Pacino nodded, and the weapons left the ship one by one as Devilfish withdrew to the west. After an hour of launching and withdrawing, there was nothing to do but shut down the ship and wait for Krivak and the Snare.
“Maneuvering, Captain,” Pacino said over his headset. “Insert a full reactor scram and rig ship for reduced electrical.”
As the air handlers wound down and the ship became stuffy, Pacino couldn’t help wondering if the ship would ever be started up again. He cautioned himself to remain positive, but it was damned hard to do with a minimally functional ship and crew going up against the best submarine in the world, while his only son lay in a deep coma and was not expected to live. Was that why Pacino was taking so many risks? he asked himself harshly. Was this a death wish?
No, his mind shouted. The only death he wanted was Alexi Novskoyy’s. And that of the USS Snare.
26
Michael Pacino stood on the conn of the Devilfish, his coveralls drenched in sweat in the steaming control room. The room was airless and stuffy, the enclosing of a high-temperature steam plant in the pipe of a submarine only a good idea in the presence of a massive and redundant air-conditioning plant. There was nothing to do but stand and sweat and wait for the first Tigersharks to wake up. If the situation did not go well, the units would begin circling in wider diameter circles until they detected the SSNX, and chased him. Or homed on the other Tigersharks. If the Snare showed up late, it would be a disaster — the Tigersharks would all have chased each other or run out of fuel and shut down, and the torpedo room of the Devilfish was completely empty. Not only was the SSNX defenseless, but among the deadly threats to her were her own weapons.
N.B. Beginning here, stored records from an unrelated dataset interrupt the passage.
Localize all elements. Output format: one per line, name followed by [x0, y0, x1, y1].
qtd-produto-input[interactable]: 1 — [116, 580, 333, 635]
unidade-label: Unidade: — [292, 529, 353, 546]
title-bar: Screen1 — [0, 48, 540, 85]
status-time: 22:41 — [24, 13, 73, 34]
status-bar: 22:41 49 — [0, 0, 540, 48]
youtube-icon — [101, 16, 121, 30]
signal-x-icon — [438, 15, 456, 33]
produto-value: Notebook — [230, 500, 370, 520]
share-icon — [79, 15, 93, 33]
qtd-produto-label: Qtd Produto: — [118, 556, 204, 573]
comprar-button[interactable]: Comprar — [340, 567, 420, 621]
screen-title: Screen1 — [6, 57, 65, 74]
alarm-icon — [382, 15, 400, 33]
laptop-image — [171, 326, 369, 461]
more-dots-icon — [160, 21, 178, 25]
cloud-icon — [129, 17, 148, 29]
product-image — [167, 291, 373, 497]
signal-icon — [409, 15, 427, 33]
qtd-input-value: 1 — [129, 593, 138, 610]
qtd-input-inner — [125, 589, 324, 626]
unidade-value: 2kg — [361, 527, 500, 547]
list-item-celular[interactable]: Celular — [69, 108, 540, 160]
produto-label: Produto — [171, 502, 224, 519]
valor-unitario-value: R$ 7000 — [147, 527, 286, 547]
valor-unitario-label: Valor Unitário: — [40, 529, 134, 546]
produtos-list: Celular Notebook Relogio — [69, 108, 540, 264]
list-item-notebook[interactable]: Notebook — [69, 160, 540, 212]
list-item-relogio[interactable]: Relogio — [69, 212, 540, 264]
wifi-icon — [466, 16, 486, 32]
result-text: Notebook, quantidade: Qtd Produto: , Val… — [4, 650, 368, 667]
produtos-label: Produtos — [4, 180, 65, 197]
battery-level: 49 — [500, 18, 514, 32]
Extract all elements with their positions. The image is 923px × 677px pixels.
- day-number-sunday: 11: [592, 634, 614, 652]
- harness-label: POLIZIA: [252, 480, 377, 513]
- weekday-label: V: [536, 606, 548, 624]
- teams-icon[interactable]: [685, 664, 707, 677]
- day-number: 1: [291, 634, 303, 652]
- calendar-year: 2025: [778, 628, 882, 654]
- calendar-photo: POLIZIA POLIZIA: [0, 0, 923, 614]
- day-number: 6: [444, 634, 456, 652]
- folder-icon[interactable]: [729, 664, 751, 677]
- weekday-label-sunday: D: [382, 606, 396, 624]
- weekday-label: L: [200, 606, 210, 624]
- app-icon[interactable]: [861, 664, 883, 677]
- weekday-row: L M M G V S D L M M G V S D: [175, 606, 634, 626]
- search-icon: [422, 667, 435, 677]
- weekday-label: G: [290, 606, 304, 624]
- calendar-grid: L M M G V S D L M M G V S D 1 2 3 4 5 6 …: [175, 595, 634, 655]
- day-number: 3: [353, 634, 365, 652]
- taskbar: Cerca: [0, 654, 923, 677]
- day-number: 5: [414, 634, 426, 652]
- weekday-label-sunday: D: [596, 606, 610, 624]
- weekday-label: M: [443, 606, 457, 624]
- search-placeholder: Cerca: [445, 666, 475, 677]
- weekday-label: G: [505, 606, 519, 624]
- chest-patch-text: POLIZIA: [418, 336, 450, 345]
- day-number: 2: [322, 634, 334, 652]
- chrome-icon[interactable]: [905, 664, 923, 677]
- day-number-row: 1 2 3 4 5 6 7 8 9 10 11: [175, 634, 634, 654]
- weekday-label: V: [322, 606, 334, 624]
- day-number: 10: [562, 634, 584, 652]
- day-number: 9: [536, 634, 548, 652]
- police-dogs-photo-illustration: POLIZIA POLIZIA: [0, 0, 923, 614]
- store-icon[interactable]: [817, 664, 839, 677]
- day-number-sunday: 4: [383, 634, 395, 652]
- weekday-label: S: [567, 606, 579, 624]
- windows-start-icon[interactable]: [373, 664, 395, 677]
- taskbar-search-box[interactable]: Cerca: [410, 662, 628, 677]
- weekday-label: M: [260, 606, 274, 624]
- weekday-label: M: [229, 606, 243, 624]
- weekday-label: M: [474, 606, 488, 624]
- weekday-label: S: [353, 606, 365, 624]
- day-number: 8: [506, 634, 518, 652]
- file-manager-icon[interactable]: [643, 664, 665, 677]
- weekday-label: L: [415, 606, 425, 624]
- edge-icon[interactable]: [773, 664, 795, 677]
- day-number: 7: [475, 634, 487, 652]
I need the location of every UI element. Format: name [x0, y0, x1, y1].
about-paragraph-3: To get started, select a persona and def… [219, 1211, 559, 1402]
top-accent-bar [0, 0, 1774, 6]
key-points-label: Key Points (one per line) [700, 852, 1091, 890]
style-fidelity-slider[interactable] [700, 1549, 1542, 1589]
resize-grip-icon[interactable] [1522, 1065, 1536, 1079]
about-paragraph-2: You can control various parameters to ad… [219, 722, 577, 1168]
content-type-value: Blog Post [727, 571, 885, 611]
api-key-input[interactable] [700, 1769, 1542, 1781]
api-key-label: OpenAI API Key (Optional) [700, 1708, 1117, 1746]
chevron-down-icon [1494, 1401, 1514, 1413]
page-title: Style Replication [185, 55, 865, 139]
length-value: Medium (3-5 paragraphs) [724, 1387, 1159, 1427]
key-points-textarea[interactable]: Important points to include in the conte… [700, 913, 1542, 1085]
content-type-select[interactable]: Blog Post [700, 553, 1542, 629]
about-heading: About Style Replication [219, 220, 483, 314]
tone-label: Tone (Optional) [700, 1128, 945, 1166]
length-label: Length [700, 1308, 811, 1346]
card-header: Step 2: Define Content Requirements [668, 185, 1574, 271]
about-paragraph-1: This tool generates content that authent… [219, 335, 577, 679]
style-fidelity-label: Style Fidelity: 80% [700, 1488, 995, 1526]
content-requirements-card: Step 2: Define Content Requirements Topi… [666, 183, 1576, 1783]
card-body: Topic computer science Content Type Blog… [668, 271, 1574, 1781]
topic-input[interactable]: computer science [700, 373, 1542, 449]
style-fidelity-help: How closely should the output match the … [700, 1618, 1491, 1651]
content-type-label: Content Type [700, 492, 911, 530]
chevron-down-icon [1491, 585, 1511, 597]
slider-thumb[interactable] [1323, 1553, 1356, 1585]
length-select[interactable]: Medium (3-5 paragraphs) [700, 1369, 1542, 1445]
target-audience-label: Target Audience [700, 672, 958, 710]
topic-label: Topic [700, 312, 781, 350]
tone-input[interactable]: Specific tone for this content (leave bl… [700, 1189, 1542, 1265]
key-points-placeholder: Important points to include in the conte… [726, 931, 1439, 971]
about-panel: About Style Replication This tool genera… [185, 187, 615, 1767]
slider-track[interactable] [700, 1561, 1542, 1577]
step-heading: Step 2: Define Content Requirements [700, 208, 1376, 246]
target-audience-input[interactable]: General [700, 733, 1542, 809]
Pacino stared down on the geographic plot, the God’s-eye view of the sea showing the position of the launched Tiger sharks, their own position, and the track of the Snare. Come on, Pacino thought, get to your rendezvous position.
“Conn, Sonar,” Pacino’s headset crackled. Finally, he thought. “We have multiple transients to the east, sir.”
“Sonar, Captain, classify,” Pacino ordered.
“Conn. Sonar, torpedo engine startups.”
“Very well. Sonar. Do you correlate to the bearings of the Tigersharks?”
“Conn, Sonar, yes. Also, we have a distant diesel engine and twin four-bladed screws, from a light surface vessel.”
“Very well, Sonar.” Pacino looked over at Justin Westlake, the navigator, who had taken Vermeers’s function as Pacino’s number two while the XO supervised the repair of the TESA system. “Could be the rendezvous yacht,” Pacino said.
Westlake, a thirty-two-year-old, tall, soft-spoken black officer with wire-rimmed glasses and a nasal Chicago accent, nodded. “He’s late, Skipper.”